We describe the operational details as follows. During function execution, the FaaSnap daemon monitors the dynamic memory consumption of the function instance. If the memory consumption increases by a certain threshold (1024 pages, i.e., 4MB), it then uses a system call “mincore” to obtain a list of virtual page addresses that are currently being mapped into the address space. Note that “mincore” is executed by the daemon and hence reflects the host-side view of the function’s working set. The paper also emphasizes that, compared with REAP’s approach for obtaining the working set via guest-side page fault hooks, the host generally has a more comprehensive view of the working set (e.g., via the kernel read-ahead mechanism that prefetches disk files into the page cache). As a result, the snapshot captured by FaaSnap suffers fewer major page faults when loaded back later because it is more likely to cover more use cases or parameter combinations than the one generated by REAP.

After the snapshot is captured, FaaSnap saves the snapshot data to a disk file. The paper also proposes a few optimizations in order to minimize the amount of data to be saved and maximize sequential reads on future invocations. First, anonymous pages whose contents are zero are not saved. Instead, the FaaSnap daemon merges adjacent zero pages into zero regions, and simply stores the address range of the region. These zero regions can be conveniently mapped back to the virtual address space as anonymous memory on future invocations, which eliminates the major page faults that are needed in the current Firecracker implementation to fetch these zero pages from the memory file. Second, data pages are also merged into regions and saved to the snapshot file as a “loading set”. The paper suggests that if the pages are scattered across the address space, then FaaSnap will attempt to merge as many as possible (e.g., by allowing a few zero pages in between) to minimize the number of regions. Lastly, regions are written into the snapshot file following roughly the chronological order that pages in the region are accessed during the recording phase, i.e., if some pages in a region are accessed early during the execution, then the entire region should also be written to a smaller offset of the file, such that the region under discussion will be loaded before other regions when the snapshot is restored.
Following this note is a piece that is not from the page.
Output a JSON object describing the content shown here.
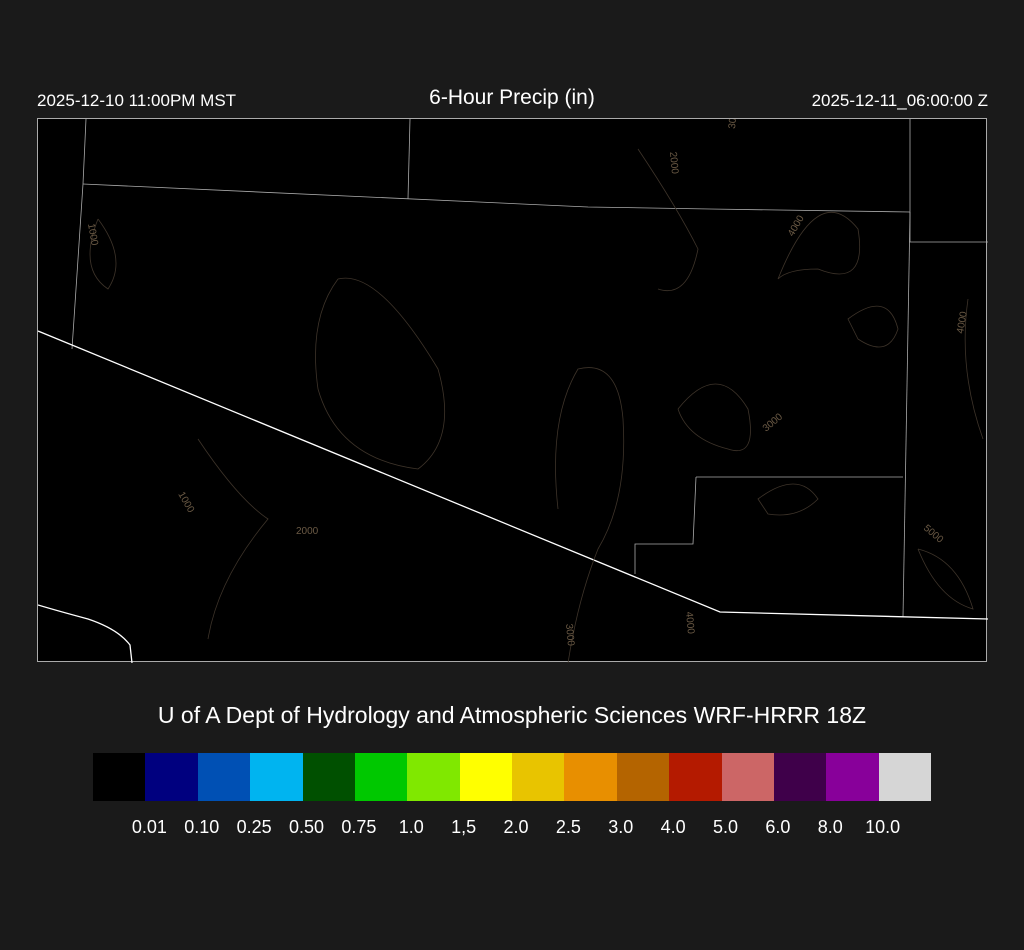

On future invocations of the function, FaaSnap will load data contained in the snapshot file into the page cache instead of serving them from the existing Firecracker’s memory snapshot file upon major page faults. In order to restore the snapshot image, which now consists of three layers, i.e., pages not recorded and reside in the regular memory snapshot file, zero regions whose ranges are saved to FaaSnap’s snapshot file, and the regions that contain data being recorded, FaaSnap performs a hierarchy of memory maps which we describe as follows. First, it maps Firecracker’s snapshot file into the main memory using a single mmap just as in the current implementation. Then it also maps zero regions into the VM’s address space, but the parameters to mmap indicate that the mapping is fulfilled by anonymous memory. As a result, memory accesses to the zero regions will be handled with minor page faults rather than major ones. Lastly, FaaSnap kick-starts the VM instance and, in the meantime, maps data regions in the snapshot file using mmap. Since regions are stored in the file successively, it is sufficient to call mmap once per region. The parameters to mmap will also indicate that the contents of the map should be eagerly fetched to the page cache such that they can be served with minor page faults. The paper also emphasizes that the last step, called “concurrent paging”, does not block the VM from execution. If the VM accesses a page before the daemon can map it from the snapshot file, the page fault will then be captured by the VMM, which is handled by the daemon as a regular major fault that reads the corresponding region from the snapshot file.